Construction giant Sunway Construction Group Bhd (SunCon) walked away with the award for highest return on equity (ROE) over three years for the construction sector at The Edge BRC awards.

SunCon’s return on shareholders’ equity was well above that of its peers in the past three years — 26.3% in the financial year ended Dec 31, 2016 (FY2016), 25.6% in FY2017 and 25.5% in FY2018.

The ratio, which measures how well a company utilises shareholders’ funds to generate profit, stood at 16% and 31% in FY2014 and FY2015, respectively.

It is also worth noting that SunCon’s total equity has increased steadily over the last five years, from RM380.21 million in FY2014, to RM592.5 million in FY2018.

Going forward, Kenanga Research analyst Adrian Ng expects SunCon’s ROE to ease to 19% in FY2019 before improving to 22% in FY2020.

While the research house remains unexcited with the near-term prospects for the construction sector, Ng points out that SunCon’s management is venturing overseas with an active tender book of RM12.5 billion.

“We believe the company stands a good, winning chance in the Asean market, thanks to its strong execution track record. Nonetheless, its outstanding order book of RM5.8 billion provides 2½ years of visibility,” he says in an Aug 20 report.

SunCon operates predominantly in Malaysia and Singapore in construction and precast manufacturing. It is one of the largest builders in Malaysia.

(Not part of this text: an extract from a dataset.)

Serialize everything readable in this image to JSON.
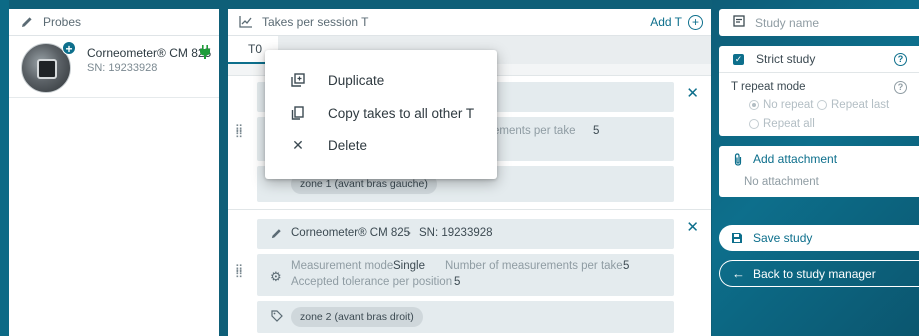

Being a fully integrated construction firm, SunCon is mainly involved in the construction of speciality buildings, civil and infrastructure works, mechanical, electrical and plumbing services as well as foundation and geotechnical works.

The group also has two precast manufacturing facilities in Johor, which cater for the housing development market in Singapore.

Notably, SunCon had secured a RM1.6 billion new order book for FY2018. The group is targeting RM1.5 billion worth of new orders for FY2019.

The group’s latest project, the TNB (Tenaga Nasional Bhd) Campus at Bangsar, Kuala Lumpur, is on a site measuring about 13 acres and has a contract duration of 26 months. It comprises eight buildings — office blocks, a child care centre, gallery and convention centre.

For FY2018, its net profit grew 9% year on year to RM144.69 million or 11.2 sen per share versus RM132.3 million or 10.24 sen per share a year ago. Revenue increased 9% to RM2.26 billion from RM2.08 billion in FY2017.

For the cumulative first six months in 2019 (6MFY2019), SunCon saw net profit drop by 10% year on year to RM64.20 million, from RM71.54 million a year earlier.

Despite the lower performance, group managing director Chung Soo Kiong says SunCon is positive on the outlook for the local construction sector with the revival of the RM44 billion East Cost Rail Link (ECRL).

“There are also opportunities within the sustainable energy sector, such as in the development of Large Scale Solar (LSS) Phase 3. We are expecting more projects to be announced in the next 12 months, which was reflected by Bursa Malaysia’s FBM Construction Index gaining more than 40% since the beginning of this year,” Chung says.

Apart from Malaysia, Chung says Asean is another exciting market that the group is exploring.

“In Myanmar, SunCon has teamed up with Capital Construction Ltd, the construction division of Capital Diamond Star Group (CDSG), and we have submitted a tender for a mixed-use development project in Mandalay,” he says.

The group’s outstanding order book, as at June 2019, amounted to RM5.8 billion, with a total of RM1.537 billion in new orders received to date, exceeding management’s target of new order book wins of RM1.5 billion within the first half of the year.

Since SunCon — the construction arm of conglomerate Sunway Bhd, which was founded by tycoon Tan Sri Dr Jeffrey Cheah — was relisted on Bursa Malaysia in 2015, its share price has almost doubled from its initial public offering price of RM1.20.